Both Idaho Falls and Blackfoot started early voting for runoff elections Monday, but the decision to have them came about in two very different ways.
In Idaho Falls the runoff elections for City Council and mayor started when councilman Thomas Hally was running. He said City Council thought there needed to be a substantial win for candidates, but they wanted to make sure the decision for runoff elections was unanimous.
"We decided why don't we just put it up for an advisory vote for the next election we have?" said Hally.
The people of Idaho Falls voted in favor of the new process, but the ballot never mentioned that additional elections would cost the city $40,000, which has some taxpayers on the fence.
"That's a considerably large amount of money, but when you have the close elections that we have, people are going to say, 'Well yeah, but it makes a difference.' We'll see if it makes a difference," said Hally.
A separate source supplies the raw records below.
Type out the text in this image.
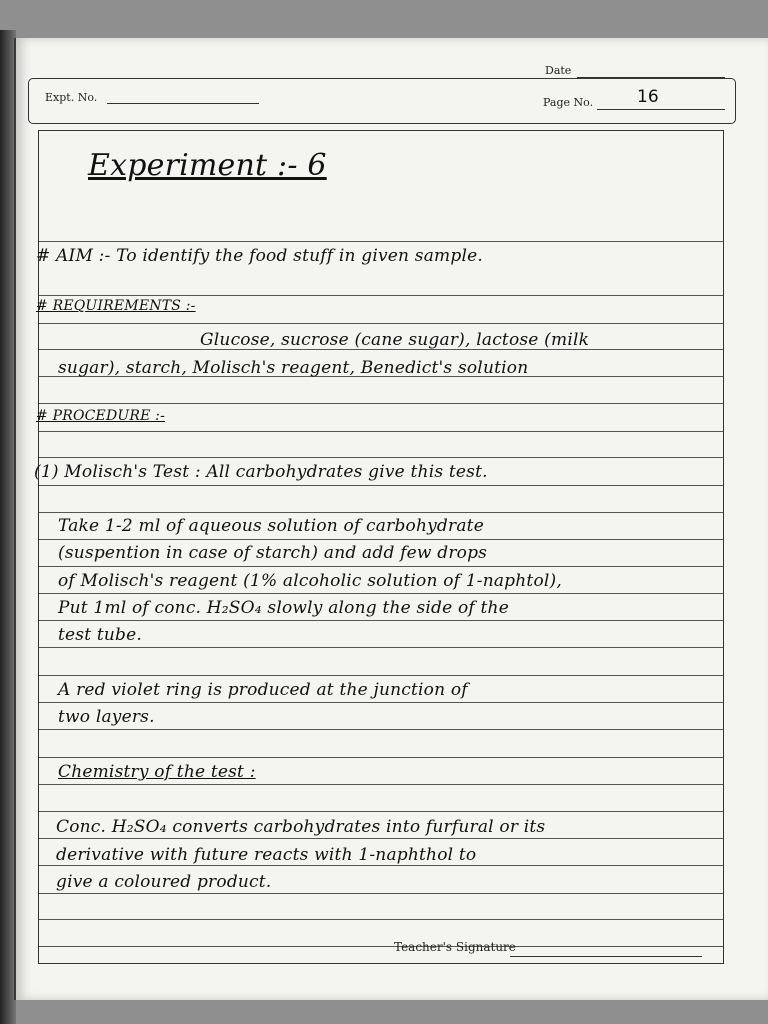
Date
Expt. No.	Page No.	16
Teacher's Signature
Experiment :- 6
# AIM :- To identify the food stuff in given sample.
# REQUIREMENTS :-
Glucose, sucrose (cane sugar), lactose (milk
sugar), starch, Molisch's reagent, Benedict's solution
# PROCEDURE :-
(1) Molisch's Test : All carbohydrates give this test.
Take 1-2 ml of aqueous solution of carbohydrate
(suspention in case of starch) and add few drops
of Molisch's reagent (1% alcoholic solution of 1-naphtol),
Put 1ml of conc. H₂SO₄ slowly along the side of the
test tube.
A red violet ring is produced at the junction of
two layers.
Chemistry of the test :
Conc. H₂SO₄ converts carbohydrates into furfural or its
derivative with future reacts with 1-naphthol to
give a coloured product.
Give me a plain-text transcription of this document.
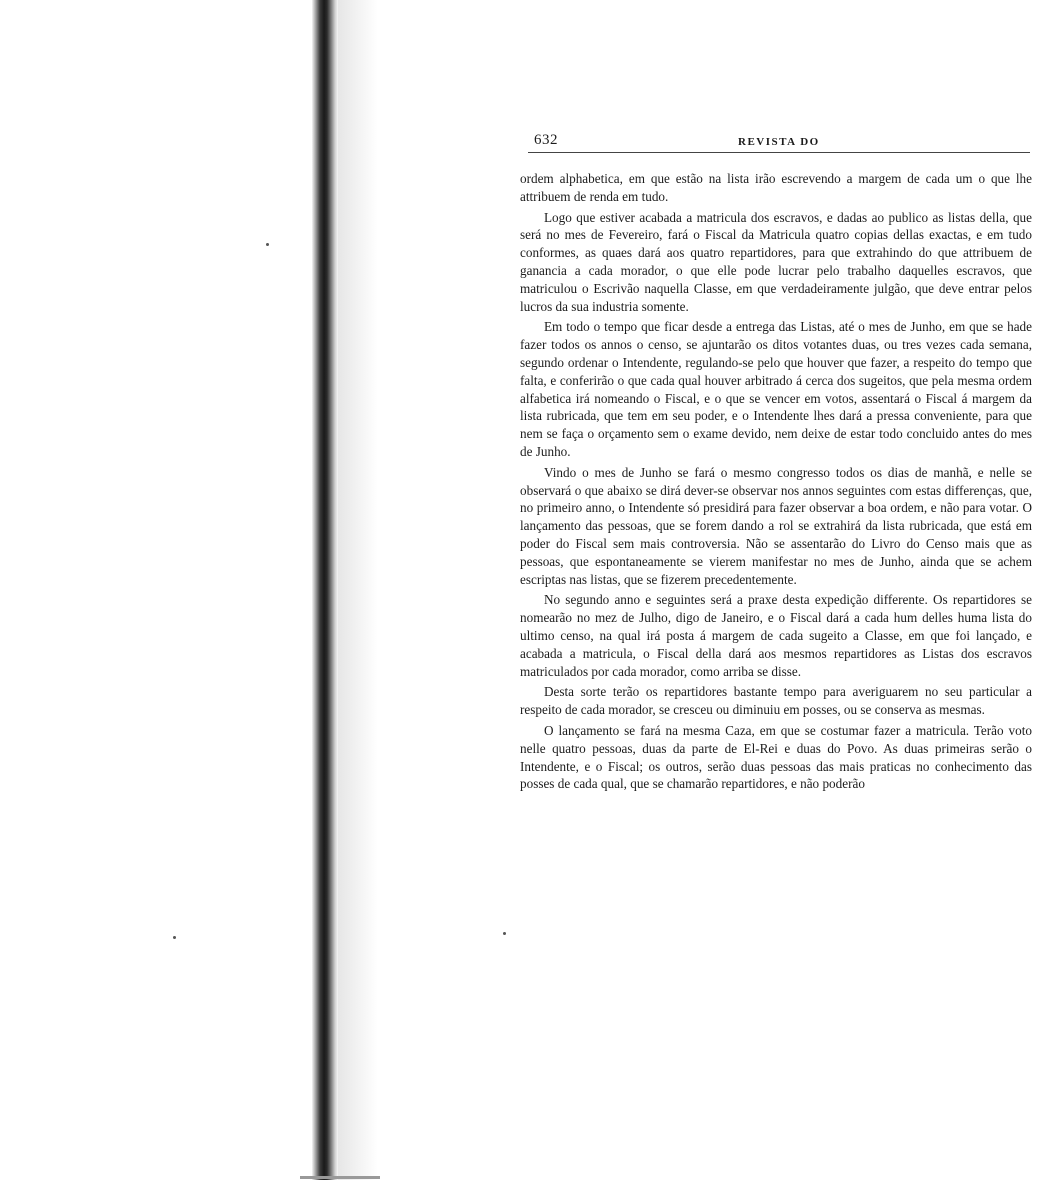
632	REVISTA DO

ordem alphabetica, em que estão na lista irão escrevendo a margem de cada um o que lhe attribuem de renda em tudo.

Logo que estiver acabada a matricula dos escravos, e dadas ao publico as listas della, que será no mes de Fevereiro, fará o Fiscal da Matricula quatro copias dellas exactas, e em tudo conformes, as quaes dará aos quatro repartidores, para que extrahindo do que attribuem de ganancia a cada morador, o que elle pode lucrar pelo trabalho daquelles escravos, que matriculou o Escrivão naquella Classe, em que verdadeiramente julgão, que deve entrar pelos lucros da sua industria somente.

Em todo o tempo que ficar desde a entrega das Listas, até o mes de Junho, em que se hade fazer todos os annos o censo, se ajuntarão os ditos votantes duas, ou tres vezes cada semana, segundo ordenar o Intendente, regulando-se pelo que houver que fazer, a respeito do tempo que falta, e conferirão o que cada qual houver arbitrado á cerca dos sugeitos, que pela mesma ordem alfabetica irá nomeando o Fiscal, e o que se vencer em votos, assentará o Fiscal á margem da lista rubricada, que tem em seu poder, e o Intendente lhes dará a pressa conveniente, para que nem se faça o orçamento sem o exame devido, nem deixe de estar todo concluido antes do mes de Junho.

Vindo o mes de Junho se fará o mesmo congresso todos os dias de manhã, e nelle se observará o que abaixo se dirá dever-se observar nos annos seguintes com estas differenças, que, no primeiro anno, o Intendente só presidirá para fazer observar a boa ordem, e não para votar. O lançamento das pessoas, que se forem dando a rol se extrahirá da lista rubricada, que está em poder do Fiscal sem mais controversia. Não se assentarão do Livro do Censo mais que as pessoas, que espontaneamente se vierem manifestar no mes de Junho, ainda que se achem escriptas nas listas, que se fizerem precedentemente.

No segundo anno e seguintes será a praxe desta expedição differente. Os repartidores se nomearão no mez de Julho, digo de Janeiro, e o Fiscal dará a cada hum delles huma lista do ultimo censo, na qual irá posta á margem de cada sugeito a Classe, em que foi lançado, e acabada a matricula, o Fiscal della dará aos mesmos repartidores as Listas dos escravos matriculados por cada morador, como arriba se disse.

Desta sorte terão os repartidores bastante tempo para averiguarem no seu particular a respeito de cada morador, se cresceu ou diminuiu em posses, ou se conserva as mesmas.

O lançamento se fará na mesma Caza, em que se costumar fazer a matricula. Terão voto nelle quatro pessoas, duas da parte de El-Rei e duas do Povo. As duas primeiras serão o Intendente, e o Fiscal; os outros, serão duas pessoas das mais praticas no conhecimento das posses de cada qual, que se chamarão repartidores, e não poderão
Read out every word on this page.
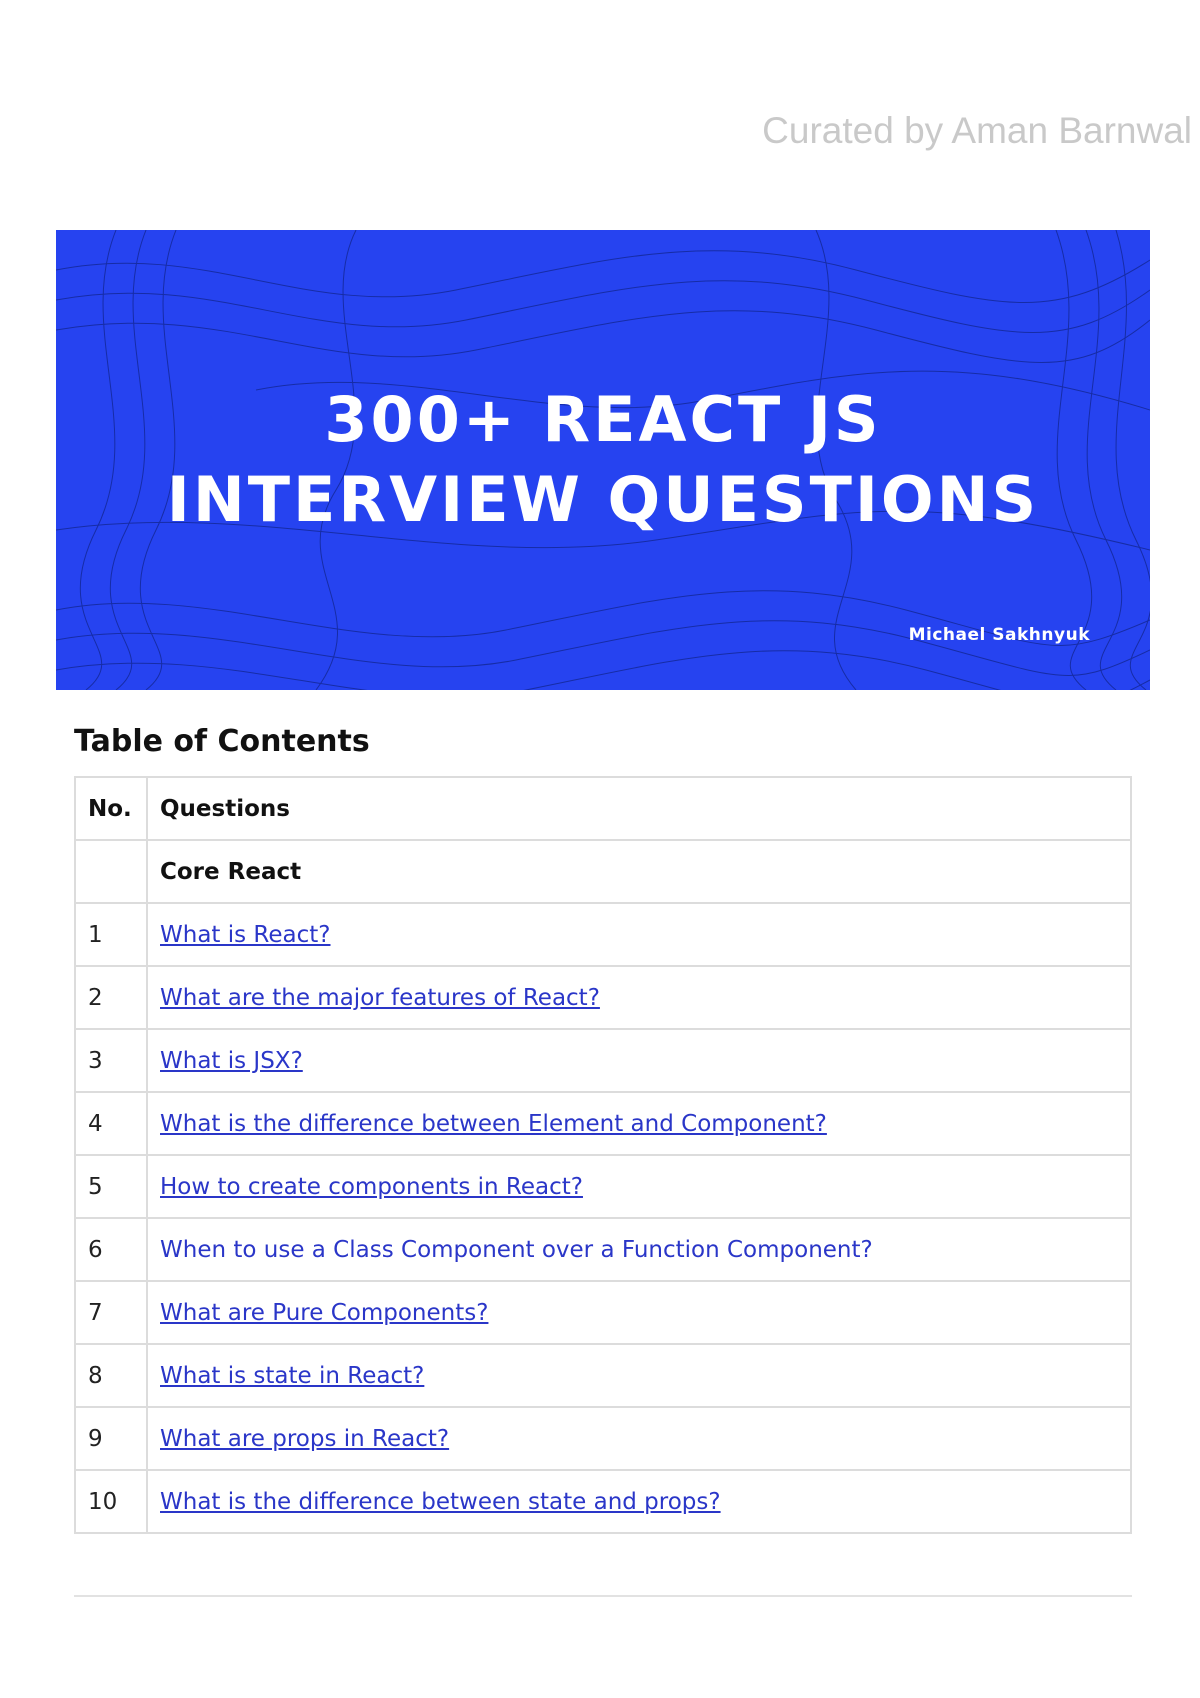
Curated by Aman Barnwal
300+ REACT JS
INTERVIEW QUESTIONS
Michael Sakhnyuk
Table of Contents
No.	Questions
	Core React
1	What is React?
2	What are the major features of React?
3	What is JSX?
4	What is the difference between Element and Component?
5	How to create components in React?
6	When to use a Class Component over a Function Component?
7	What are Pure Components?
8	What is state in React?
9	What are props in React?
10	What is the difference between state and props?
Do voters really want to gamble with city dollars just to make sure the right person gets voted into office twice? Blackfoot has tried to avoid some of the re-election expenses. When City Council motioned to do away with City Council runoffs, it saved tax dollars, but the bill is still pretty high. Election Manager Marlene Jensen said based on last years run off election the bill is well into the thousands.
"We're projecting that the expense for the city of Blackfoot will be about $6,000," she said.
Although the city no longer has a City Council runoff , it kept the mayoral runoff. Jensen believes it's worth it.
"If you don't have a majority of your voters, I think there are a lot of repercussions down the road for the mayor to continually have the support of the people in the city," said Jensen.
Blackfoot Mayor Mike Virtue said other options could be considered in the future, while Idaho Falls said another advisory vote would be the way to go in determining whether to do away with process.
Runoff Election Day is set for Dec 3.